FM announces new IndyRef2 Bill
The FM has told the Holyrood parliament she'll bring forward a framework referendum Bill soon.
In her statement to the Scottish Parliament she set out her view that the shambles of Brexit had made Independence more likely and that "A choice between Brexit and independence should be offered in the lifetime of this Parliament". The next Holyrood elections are scheduled for May 2021.
As expected she didn't set a specific date for a second independence referendum - partly because she requires Westminster agreement to transfer power to Holyrood via a Section 30 order so she can hold one and partly because she doesn't have the public support ..yet.
She had a difficult line to tread as her own party are split between those who think she's right to be cautious and those, like the Greens, who think she should march ahead.
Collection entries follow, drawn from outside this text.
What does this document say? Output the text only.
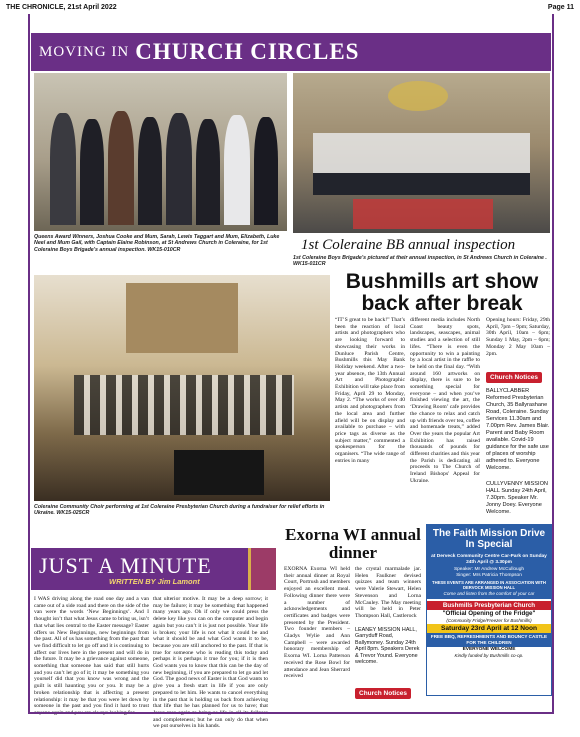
THE CHRONICLE, 21st April 2022	Page 11
MOVING IN CHURCH CIRCLES
Queens Award Winners, Joshua Cooke and Mum, Sarah, Lewis Taggart and Mum, Elizabeth, Luke Neel and Mum Gail, with Captain Elaine Robinson, at St Andrews Church in Coleraine, for 1st Coleraine Boys Brigade's annual inspection. WK15-010CR	1st Coleraine BB annual inspection
1st Coleraine Boys Brigade's pictured at their annual inspection, in St Andrews Church in Coleraine . WK15-011CR
Coleraine Community Choir performing at 1st Coleraine Presbyterian Church during a fundraiser for relief efforts in Ukraine. WK15-025CR
Bushmills art show back after break
“IT’S great to be back!” That’s been the reaction of local artists and photographers who are looking forward to showcasing their works in Dunluce Parish Centre, Bushmills this May Bank Holiday weekend. After a two-year absence, the 13th Annual Art and Photographic Exhibition will take place from Friday, April 29 to Monday, May 2. “The works of over 40 artists and photographers from the local area and further afield will be on display and available to purchase – with price tags as diverse as the subject matter,” commented a spokesperson for the organisers. “The wide range of entries in many
different media includes North Coast beauty spots, landscapes, seascapes, animal studies and a selection of still lifes. “There is even the opportunity to win a painting by a local artist in the raffle to be held on the final day. “With around 160 artworks on display, there is sure to be something special for everyone – and when you’ve finished viewing the art, the ‘Drawing Room’ cafe provides the chance to relax and catch up with friends over tea, coffee and homemade treats,” added Over the years the popular Art Exhibition has raised thousands of pounds for different charities and this year the Parish is dedicating all proceeds to The Church of Ireland Bishops' Appeal for Ukraine.
Opening hours: Friday, 29th April, 7pm – 9pm; Saturday, 30th April, 10am – 6pm; Sunday 1 May, 2pm – 6pm; Monday 2 May 10am – 2pm.
Church Notices
BALLYCLABBER Reformed Presbyterian Church, 35 Ballyrashane Road, Coleraine. Sunday Services 11.30am and 7.00pm Rev. James Blair. Parent and Baby Room available. Covid-19 guidance for the safe use of places of worship adhered to. Everyone Welcome.
CULLYVENNY MISSION HALL Sunday 24th April, 7.30pm. Speaker Mr. Jonny Doey. Everyone Welcome.
JUST A MINUTE
WRITTEN BY Jim Lamont
I WAS driving along the road one day and a van came out of a side road and there on the side of the van were the words ‘New Beginnings’. And I thought isn’t that what Jesus came to bring us, isn’t that what lies central to the Easter message? Easter offers us New Beginnings, new beginnings from the past. All of us has something from the past that we find difficult to let go off and it is continuing to affect our lives here in the present and will do in the future. It may be a grievance against someone, something that someone has said that still hurts and you can’t let go of it; it may be something you yourself did that you know was wrong and the guilt is still haunting you or you. It may be a broken relationship that is affecting a present relationship: it may be that you were let down by someone in the past and you find it hard to trust
that ulterior motive. It may be a deep sorrow; it may be failure; it may be something that happened many years ago. Oh if only we could press the delete key like you can on the computer and begin again but you can’t it is just not possible. Your life is broken; your life is not what it could be and what it should be and what God wants it to be, because you are still anchored to the past. If that is true for someone who is reading this today and perhaps it is perhaps it true for you; if it is then God wants you to know that this can be the day of new beginning, if you are prepared to let go and let God. The good news of Easter is that God wants to give you a fresh start in life if you are only prepared to let him. He wants to cancel everything in the past that is holding us back from achieving that life that he has planned for us to have; that and completeness; but he can only do that when we put ourselves in his hands.
Exorna WI annual dinner
EXORNA Exorna WI held their annual dinner at Royal Court, Portrush and members enjoyed an excellent meal. Following dinner there were a number of acknowledgements and certificates and badges were presented by the President. Two founder members – Gladys Wylie and Ann Campbell – were awarded honorary membership of Exorna WI. Lorna Patterson received the Rose Bowl for attendance and Jean Sherrard received
the crystal marmalade jar. Helen Faulkner devised quizzes and team winners were Valerie Stewart, Helen Stevenson and Lorna McCauley. The May meeting will be held in Peter Thompson Hall, Castlerock
LEANEY MISSION HALL, Garryduff Road, Ballymoney. Sunday 24th April 8pm. Speakers Derek & Trevor Yound. Everyone welcome.
Church Notices
The Faith Mission Drive In Special
at Derveck Community Centre Car-Park on Sunday 24th April @ 3.30pm
Speaker: Mr Andrew McCullough
Singer: Mrs Patricia Thompson
THESE EVENTS ARE ARRANGED IN ASSOCIATION WITH DERVOCK MISSION HALL
Come and listen from the comfort of your car
Bushmills Presbyterian Church
"Official Opening of the Fridge"
(Community Fridge/Freezer for Bushmills)
Saturday 23rd April at 12 Noon
FREE BBQ, REFRESHMENTS AND BOUNCY CASTLE FOR THE CHILDREN
EVERYONE WELCOME
Kindly funded by Bushmills co-op.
She said Scotland should "try to avoid the mistakes that have caused so much division over Brexit and try to bring people together to find the common ground which exists ". She attempted to set a consensual tone, calling on opposition parties to bring forward their own plans for constitutional change. Never and easy thing to do when you're also announcing you're to bring forward a Referendum Bill to put the framework for another , potentially divisive, referendum in place soon. Her aim is that that legislation should be passed this year.
The First Minister announced:
Her three point plan of a Referendum Bill , cross party discussions and a Citizens Assembly have failed to bring the Conservative, Labour and Liberal Democrat parties on side while the Greens think she's not gone far enough.
MSPs were also updated on the scaling back of Scottish Government no-deal preparations following the extension. The First Minister called on the UK Government to “take no-deal completely off the table” and revoke Article 50 if a negotiated withdrawal could not be agreed. She also reiterated her support for a second EU referendum. On the constitution, the First Minister insisted the Westminster system of government and the current devolution settlement did not serve Scotland’s interests, claiming the status quo was “broken.” She argued that there was a risk of devolution going backwards and that independence offered the best future.